Chamada e registro — ataque de retransmissão ao cliente WinReg RPC
Resumo executivo
Stiv Kupchik, pesquisador da Akamai, encontrou uma nova vulnerabilidade de elevação de privilégio (EoP) no cliente de registro remoto da Microsoft, CVE-2024-43532, com uma pontuação CVSS de 8,8.
A vulnerabilidade explora um mecanismo de fallback na implementação do cliente WinReg que usa protocolos de transporte obsoletos de forma desprotegida quando o transporte SMB está indisponível.
Ao explorar essa vulnerabilidade, um invasor pode retransmitir os detalhes de autenticação NTLM do cliente para os Serviços de Certificados do Active Directory (ADCS) e solicitar um certificado de usuário para utilizar em outras autenticações no domínio. Fornecemos uma prova de conceito em nosso repositório do GitHub.
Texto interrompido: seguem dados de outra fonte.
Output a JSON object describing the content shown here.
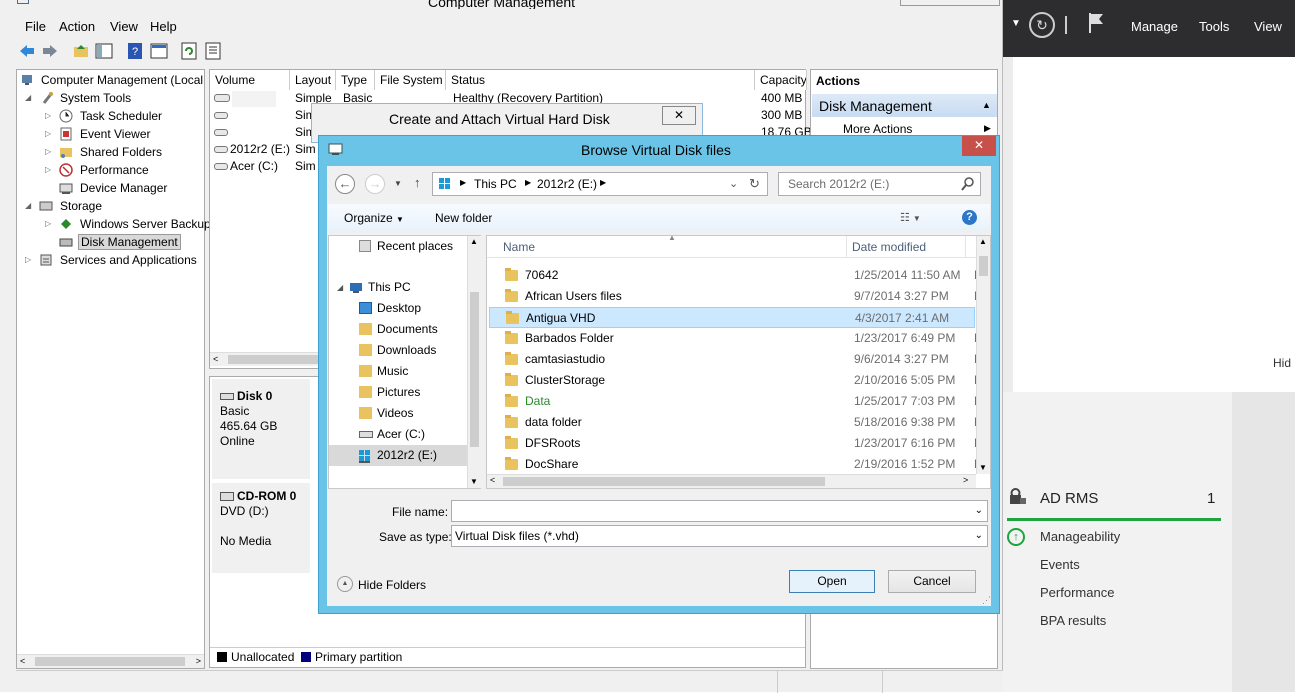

A vulnerabilidade foi divulgada de forma responsável ao Microsoft Security Resource Center em fevereiro de 2024 e corrigida como parte da Patch Tuesday de outubro de 2024.
A vulnerabilidade afeta todas as versões sem correção do Windows.
Nossas descobertas também foram apresentadas na conferência de segurança de computadores No Hat.
Introdução
MS-RPC é a implementação da Microsoft do protocolo e padrão RPC (Chamada de procedimento remoto). RPC é uma forma de mecanismo de comunicação entre processos que permite que os processos exponham funcionalidades que podem ser chamadas por outros processos. Ele é um componente essencial do sistema operacional Windows e vários serviços dependem dele, desde o gerenciador de serviços até os desligamentos no wininit.
Nossa equipe fez muitas pesquisas sobre o MS-RPC, tanto pesquisas ofensivas, nas quais descobrimos um grande vetor de ataque na forma de ataques de cache, quanto pesquisas defensivas, nas quais analisamos mecanismos de segurança para ele.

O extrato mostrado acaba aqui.